Who doesn't remember that one special teacher who kindled new insights or sparked dreams that opened new worlds for us?
Each year roughly 22,000 teachers leave the profession in South Africa. Considering that the number of teachers leaving annually is much higher than those entering the profession, this number is concerning.
This exit of teachers means that our country isn’t retaining enough teachers to meet the demand, and we are also not training enough new teachers to replace them. As we experience a national teacher shortage, we are seeing a linked decrease in the wellness of our teachers.
Educators weave the cloth of community with human thread. They shape the futures of millions of children each year, and through this, they shape societies and countries alike.
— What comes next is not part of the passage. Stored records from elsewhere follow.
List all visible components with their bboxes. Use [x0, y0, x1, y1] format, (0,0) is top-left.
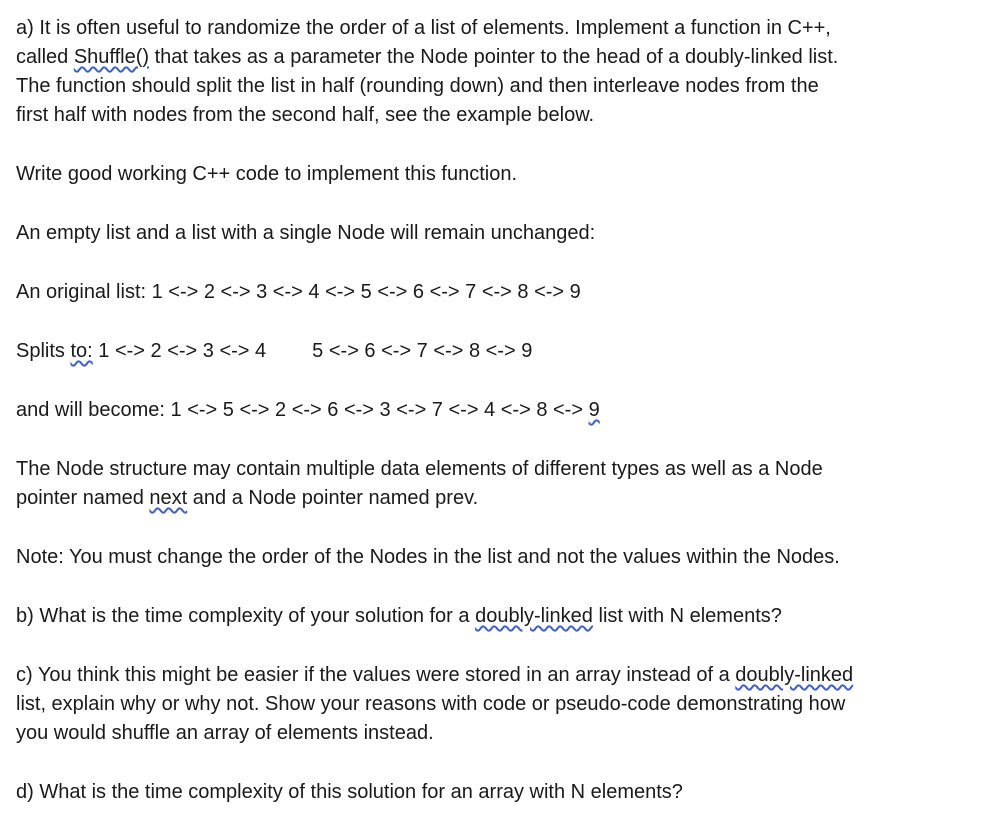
part-b-end: list with N elements? — [592, 605, 782, 627]
splits-second-half: 5 <-> 6 <-> 7 <-> 8 <-> 9 — [312, 340, 533, 362]
part-a-line-4: first half with nodes from the second half, see the example below. — [16, 104, 595, 126]
part-c-line-3: you would shuffle an array of elements instead. — [16, 722, 434, 744]
part-c-paragraph — [16, 661, 976, 748]
node-structure-line-2-end: and a Node pointer named prev. — [187, 487, 479, 509]
part-c-line-2: list, explain why or why not. Show your reasons with code or pseudo-code demonstrating how — [16, 693, 846, 715]
document-body — [16, 14, 976, 807]
next-pointer-name: next — [149, 487, 188, 509]
order-note: Note: You must change the order of the Nodes in the list and not the values within the Nodes. — [16, 546, 840, 568]
original-list-example: An original list: 1 <-> 2 <-> 3 <-> 4 <-> 5 <-> 6 <-> 7 <-> 8 <-> 9 — [16, 281, 581, 303]
node-structure-line-2 — [16, 484, 976, 513]
part-a-line-3: The function should split the list in half (rounding down) and then interleave nodes from the — [16, 75, 819, 97]
splits-label: Splits — [16, 340, 71, 362]
part-a-line-2-start: called — [16, 46, 74, 68]
part-c-line-1-start: c) You think this might be easier if the values were stored in an array instead of a — [16, 664, 736, 686]
node-structure-paragraph — [16, 455, 976, 513]
become-sequence: and will become: 1 <-> 5 <-> 2 <-> 6 <-> 3 <-> 7 <-> 4 <-> 8 <-> — [16, 399, 589, 421]
part-b-doubly-linked: doubly-linked — [475, 605, 593, 627]
part-d-question: d) What is the time complexity of this solution for an array with N elements? — [16, 781, 683, 803]
node-structure-line-2-start: pointer named — [16, 487, 150, 509]
part-c-doubly-linked: doubly-linked — [735, 664, 854, 686]
splits-example — [16, 337, 976, 366]
part-c-line-1 — [16, 661, 976, 690]
write-code-instruction: Write good working C++ code to implement this function. — [16, 163, 517, 185]
node-structure-line-1: The Node structure may contain multiple data elements of different types as well as a Node — [16, 458, 823, 480]
part-a-paragraph — [16, 14, 976, 130]
shuffle-function-name: Shuffle() — [73, 46, 150, 68]
splits-to-word: to: — [70, 340, 93, 362]
part-b-question — [16, 602, 976, 631]
empty-list-note: An empty list and a list with a single Node will remain unchanged: — [16, 222, 596, 244]
part-b-start: b) What is the time complexity of your solution for a — [16, 605, 476, 627]
part-a-line-2-end: that takes as a parameter the Node pointer to the head of a doubly-linked list. — [149, 46, 839, 68]
part-a-line-1: a) It is often useful to randomize the order of a list of elements. Implement a function in C++, — [16, 17, 831, 39]
splits-first-half: 1 <-> 2 <-> 3 <-> 4 — [92, 340, 267, 362]
become-example — [16, 396, 976, 425]
become-last-value: 9 — [588, 399, 600, 421]
part-a-line-2 — [16, 43, 976, 72]
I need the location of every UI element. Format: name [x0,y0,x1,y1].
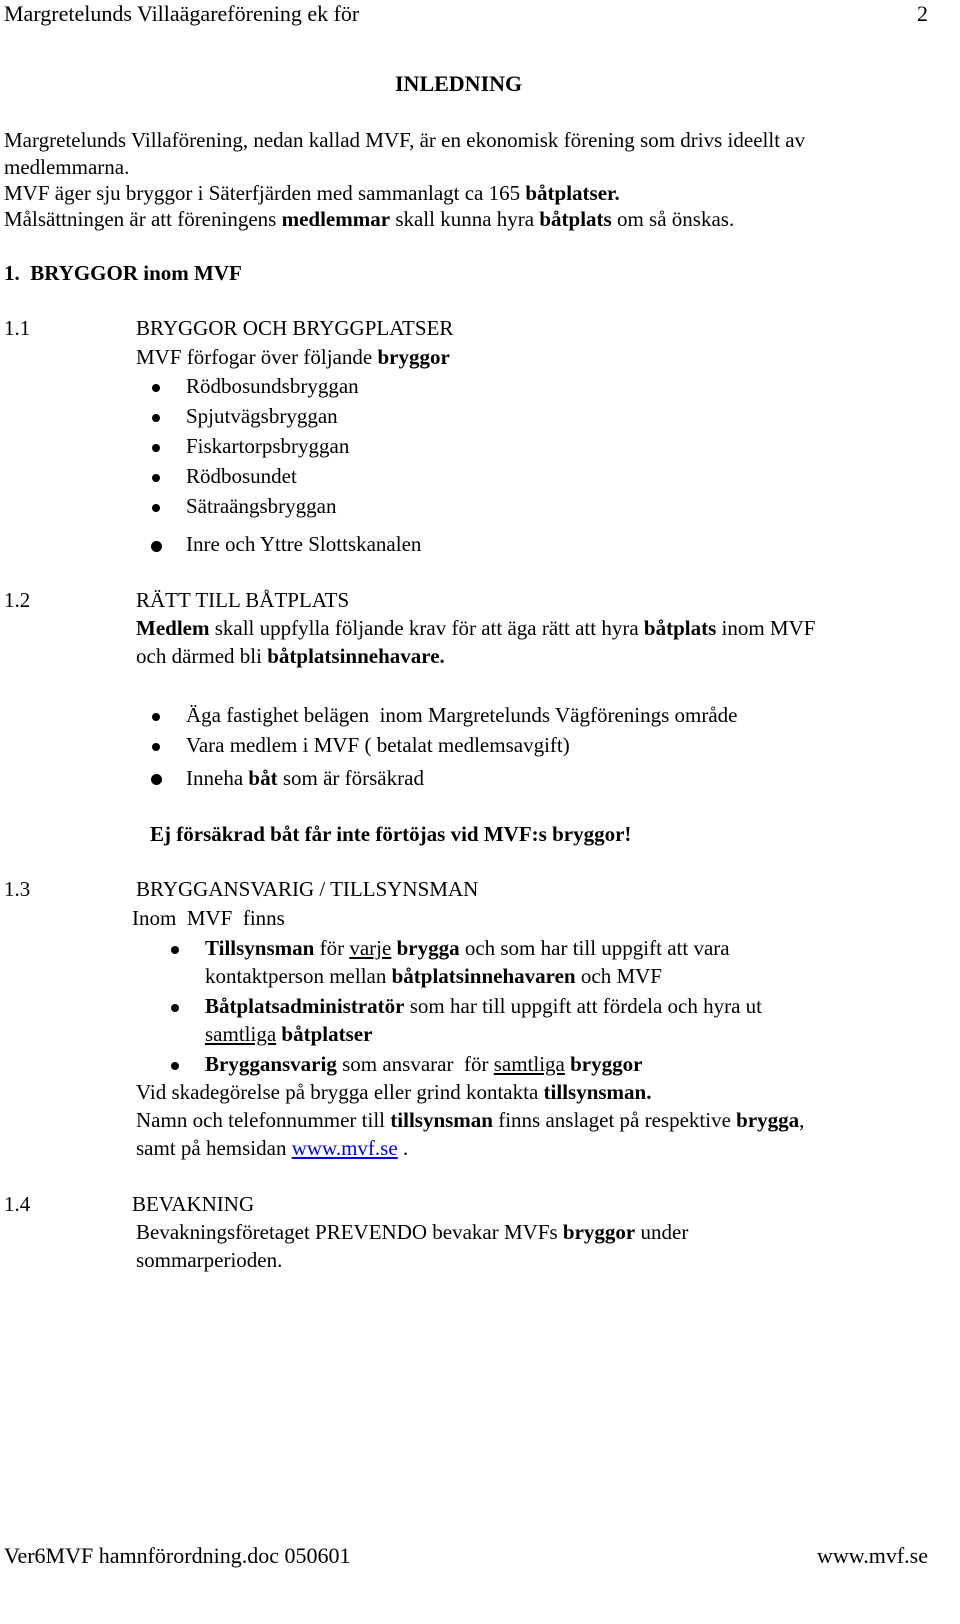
intro-heading: INLEDNING [395,71,523,96]
section-1-1-number: 1.1 [4,316,31,340]
intro-line-3: MVF äger sju bryggor i Säterfjärden med sammanlagt ca 165 båtplatser. [4,181,620,205]
role-item-administrator-cont: samtliga båtplatser [205,1022,373,1046]
list-item: Spjutvägsbryggan [186,404,338,428]
section-1-4-title: BEVAKNING [132,1192,255,1216]
page-number: 2 [917,1,928,26]
section-1-4-para-2: sommarperioden. [136,1248,283,1272]
list-item: Fiskartorpsbryggan [186,434,350,458]
intro-line-4: Målsättningen är att föreningens medlemmar skall kunna hyra båtplats om så önskas. [4,207,735,231]
bullet-icon [152,713,160,721]
bullet-icon [152,414,160,422]
footer-website: www.mvf.se [817,1543,928,1568]
section-1-2-title: RÄTT TILL BÅTPLATS [136,588,350,612]
bullet-icon [152,504,160,512]
section-1-1-title: BRYGGOR OCH BRYGGPLATSER [136,316,454,340]
bullet-icon [171,1004,179,1012]
page-header-title: Margretelunds Villaägareförening ek för [4,1,360,26]
section-1-2-number: 1.2 [4,588,31,612]
bullet-icon [152,743,160,751]
list-item: Äga fastighet belägen inom Margretelunds Vägförenings område [186,703,738,727]
role-item-administrator: Båtplatsadministratör som har till uppgift att fördela och hyra ut [205,994,762,1018]
section-1-3-title: BRYGGANSVARIG / TILLSYNSMAN [136,877,479,901]
section-1-3-para-1: Vid skadegörelse på brygga eller grind kontakta tillsynsman. [136,1080,652,1104]
list-item: Sätraängsbryggan [186,494,337,518]
bullet-icon [151,541,162,552]
bullet-icon [152,384,160,392]
list-item: Inneha båt som är försäkrad [186,766,424,790]
bullet-icon [171,1062,179,1070]
intro-line-2: medlemmarna. [4,155,130,179]
section-1-4-para-1: Bevakningsföretaget PREVENDO bevakar MVFs bryggor under [136,1220,689,1244]
section-1-1-lead: MVF förfogar över följande bryggor [136,345,450,369]
role-item-supervisor: Tillsynsman för varje brygga och som har till uppgift att vara [205,936,730,960]
section-1-2-para-1: Medlem skall uppfylla följande krav för att äga rätt att hyra båtplats inom MVF [136,616,816,640]
bullet-icon [151,774,162,785]
section-1-4-number: 1.4 [4,1192,31,1216]
role-item-supervisor-cont: kontaktperson mellan båtplatsinnehavaren och MVF [205,964,662,988]
section-1-3-para-2: Namn och telefonnummer till tillsynsman finns anslaget på respektive brygga, [136,1108,805,1132]
section-1-heading: 1. BRYGGOR inom MVF [4,261,242,285]
list-item: Inre och Yttre Slottskanalen [186,532,422,556]
section-1-3-number: 1.3 [4,877,31,901]
section-1-2-para-2: och därmed bli båtplatsinnehavare. [136,644,445,668]
section-1-3-lead: Inom MVF finns [132,906,285,930]
footer-filename: Ver6MVF hamnförordning.doc 050601 [4,1543,351,1568]
intro-line-1: Margretelunds Villaförening, nedan kallad MVF, är en ekonomisk förening som drivs ideellt av [4,128,806,152]
list-item: Rödbosundsbryggan [186,374,359,398]
role-item-dock-responsible: Bryggansvarig som ansvarar för samtliga bryggor [205,1052,643,1076]
list-item: Rödbosundet [186,464,297,488]
bullet-icon [152,444,160,452]
section-1-3-para-3: samt på hemsidan www.mvf.se . [136,1136,409,1160]
website-link[interactable]: www.mvf.se [291,1136,398,1160]
bullet-icon [152,474,160,482]
bullet-icon [171,946,179,954]
insurance-warning: Ej försäkrad båt får inte förtöjas vid MVF:s bryggor! [150,822,632,846]
list-item: Vara medlem i MVF ( betalat medlemsavgift) [186,733,570,757]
With teachers being regarded as the essential drivers of our education system, we must support them to be holistically happy and healthy educators.
If the ultimate goal of education is to promote our children’s success, teacher well-being must be a central consideration. Yet, too often, the focus is on the marks achieved by our education system with little thought for their teachers.
Our teachers’ emotional well-being and capacity are often overlooked even though the greatest chance for increasing learner and societal success is by investing in the health, happiness, and wellness of those who teach.
Challenges contributing to educator burnout and dropout rates
At the pandemic’s start, there was a global sense of fellowship where humankind welled with a warm gleam of mutual respect and responsibility. Those on the frontline were cheered and revered, but were our teachers? Or are they the seemingly forgotten frontline heroes?
Committed and caring teachers represent a sizable segment of the workforce that kept working during the pandemic. Teachers were required to shift gears overnight in response to lockdown. They were expected to be ever-present and available at all hours, often tending to our children whilst simultaneously caring for their own families and children at home.
Post-Covid, with schools returning to total capacity, teachers are dealing with traumatized children who, in many cases, can no longer handle full time learning in overcrowded classrooms. Grade 3’s, for example, are experiencing full-time attendance for the first time in their lives and are needing far more help and attention. Unfortunately, this is resulting in dramatically higher rates of educator burnout.
The importance of in-person teaching is evident. Our children cannot thrive without the support of teachers and principals.
Many of our teachers work and live in the same community, making them highly visible. The pressure of being a community role model means teachers can never fully let their guard down. They need to remain professional at all times, both in and out of the classroom, allowing very little room to be fallible. Living behind the mask of ‘Teacher’ while struggling through the challenges of Covid has made exhaustion, anxiety and depression among educators more pronounced. Many teachers say they are so burned out that they may soon leave the profession earlier than planned.
KILT has developed teacher focused support
KILT’s Teacher Wellness project focuses on assisting our teachers to stay healthy and self-aware. The project includes three programmes that focus on wellness support to assist teachers in managing stress and developing resilience.
Recently 69% of teachers participating in the KILT Creative Wellbeing programme reported feeling more confident and less stressed about their work, lives and futures. In addition, 313 teachers and assistant teachers participated in our teacher-focused projects, resulting in a 68% direct teacher reach.
Even though teachers are exhausted and stressed they are still showing their devotion by participating in after school activities. In our most disadvantaged and overcrowded Knysna schools, KILT identified more than 78% of our after school programmes have teacher participation.
KILT is invested in our teachers and sponsors 124 posts, one in seven in local schools. These sponsored posts reduce the pupil to teacher ratio to 30:1. Without these additional posts, the ratio would be 35:1.
A quote from a teacher:
“Looking at how we grew up and all the challenges that we faced, I never thought that one day we would speak about these things and here we are – we are able to share our stories.”
Teacher well-being and support are critical to a meaningful education and to our children’s overall success and future.
Now more than ever, it is critical to remember and support the human essence of our educators, not just as a profession but as whole, healthy and happy beings. And above all else, we must not undermine the commitment that our educators demonstrated when they faced the greatest crisis of their careers.